When I am on my laptop, Baby Bear often asks to hop up in my lap and draw. We use the Paint program that comes standard on most Windows computers. I hold the button down while Baby Bear traces his finger over the touch pad. This activity helps him learn his colors because he has to tell me when he wants a new color and which one he wants so I can change it for him.
My Nook, like most e-readers, has many kid-friendly apps available both for free and for purchase. Baby Bear's favorites are interactive books, counting games, and drawing programs. He seems to like drawing on the Nook more than with the Paint program on my computer because he can do it himself without me holding down a button or changing colors for him. All he has to do is drag his finger across the screen. The very first real face picture he drew (as in it actually looked like a face) was on my Nook!

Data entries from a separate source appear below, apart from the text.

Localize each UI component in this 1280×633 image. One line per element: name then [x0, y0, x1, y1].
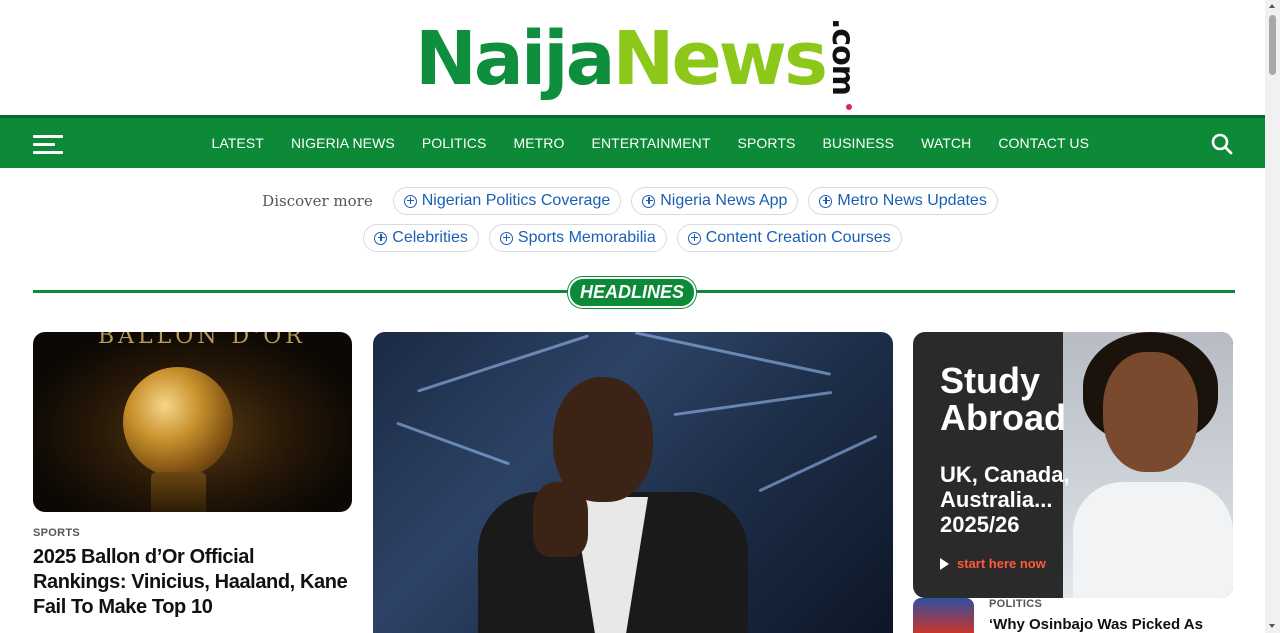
- nav-item-metro[interactable]: METRO: [513, 135, 564, 151]
- site-header: NaijaNews .com: [0, 0, 1265, 115]
- nav-item-contact-us[interactable]: CONTACT US: [998, 135, 1089, 151]
- ad-cta[interactable]: start here now: [940, 556, 1046, 571]
- discover-chip[interactable]: Sports Memorabilia: [488, 224, 667, 252]
- hamburger-icon[interactable]: [33, 135, 63, 155]
- discover-chip[interactable]: Content Creation Courses: [676, 224, 902, 252]
- nav-item-business[interactable]: BUSINESS: [822, 135, 894, 151]
- play-icon: [940, 557, 949, 570]
- scroll-thumb[interactable]: [1269, 15, 1276, 75]
- plus-circle-icon: [374, 231, 388, 245]
- discover-label: Discover more: [262, 192, 373, 210]
- article-title[interactable]: 2025 Ballon d’Or Official Rankings: Vini…: [33, 545, 352, 620]
- discover-chip[interactable]: Metro News Updates: [808, 187, 998, 215]
- discover-chip[interactable]: Celebrities: [363, 224, 479, 252]
- scroll-down-icon[interactable]: [1269, 624, 1275, 628]
- logo-wordmark: NaijaNews: [415, 16, 828, 102]
- plus-circle-icon: [499, 231, 513, 245]
- nav-item-watch[interactable]: WATCH: [921, 135, 971, 151]
- plus-circle-icon: [642, 194, 656, 208]
- nav-links: LATEST NIGERIA NEWS POLITICS METRO ENTER…: [198, 118, 1103, 168]
- site-logo[interactable]: NaijaNews .com: [415, 14, 860, 110]
- article-category[interactable]: SPORTS: [33, 527, 80, 539]
- discover-more: Discover more Nigerian Politics Coverage…: [0, 186, 1265, 260]
- plus-circle-icon: [819, 194, 833, 208]
- scroll-up-icon[interactable]: [1269, 4, 1275, 8]
- article-category[interactable]: POLITICS: [989, 598, 1042, 610]
- main-nav: LATEST NIGERIA NEWS POLITICS METRO ENTER…: [0, 115, 1265, 168]
- nav-item-latest[interactable]: LATEST: [212, 135, 264, 151]
- ad-subtitle: UK, Canada, Australia... 2025/26: [940, 462, 1070, 537]
- search-icon[interactable]: [1211, 133, 1233, 155]
- nav-item-sports[interactable]: SPORTS: [738, 135, 796, 151]
- logo-com: .com: [825, 18, 860, 96]
- nav-item-entertainment[interactable]: ENTERTAINMENT: [592, 135, 711, 151]
- logo-dot: [846, 104, 852, 110]
- discover-chip[interactable]: Nigerian Politics Coverage: [392, 187, 622, 215]
- featured-article-image[interactable]: [373, 332, 893, 633]
- nav-item-nigeria-news[interactable]: NIGERIA NEWS: [291, 135, 395, 151]
- headlines-title: HEADLINES: [568, 277, 696, 308]
- plus-circle-icon: [403, 194, 417, 208]
- nav-item-politics[interactable]: POLITICS: [422, 135, 487, 151]
- article-thumbnail[interactable]: [913, 598, 974, 633]
- ad-title: Study Abroad: [940, 360, 1066, 438]
- ballon-dor-image[interactable]: BALLON D'OR: [33, 332, 352, 512]
- discover-chip[interactable]: Nigeria News App: [631, 187, 799, 215]
- study-abroad-ad[interactable]: Study Abroad UK, Canada, Australia... 20…: [913, 332, 1233, 598]
- plus-circle-icon: [687, 231, 701, 245]
- article-title[interactable]: ‘Why Osinbajo Was Picked As: [989, 616, 1239, 633]
- scrollbar[interactable]: [1265, 0, 1280, 633]
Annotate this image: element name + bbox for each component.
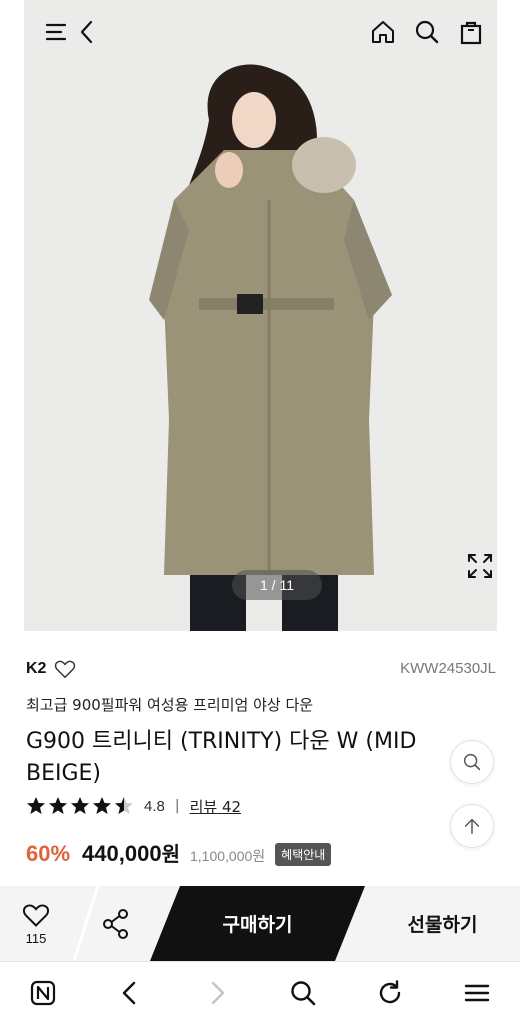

This is the computer Papa Bear built for Baby Bear. Being a computer geek, he has a few boxes of spare computer parts that he can use to improve or build computers (I think my laptop is the only computer in the house that has an actual make and model). The only site we've found so far that Baby Bear really likes is In this picture, he is helping Curious George paint the wall. Using an actual computer rather than a laptop is teaching him how to operate a computer mouse. And, because all the parts we used are old and worn anyway, this computer can stand up to our toddler.
Baby Bear isn't quite 2 years old, but he is already learning how to properly use technology. Just because kids are little doesn't mean they can't use things like computers and e-readers. We just have to find the right programs to fit their skill levels and needs.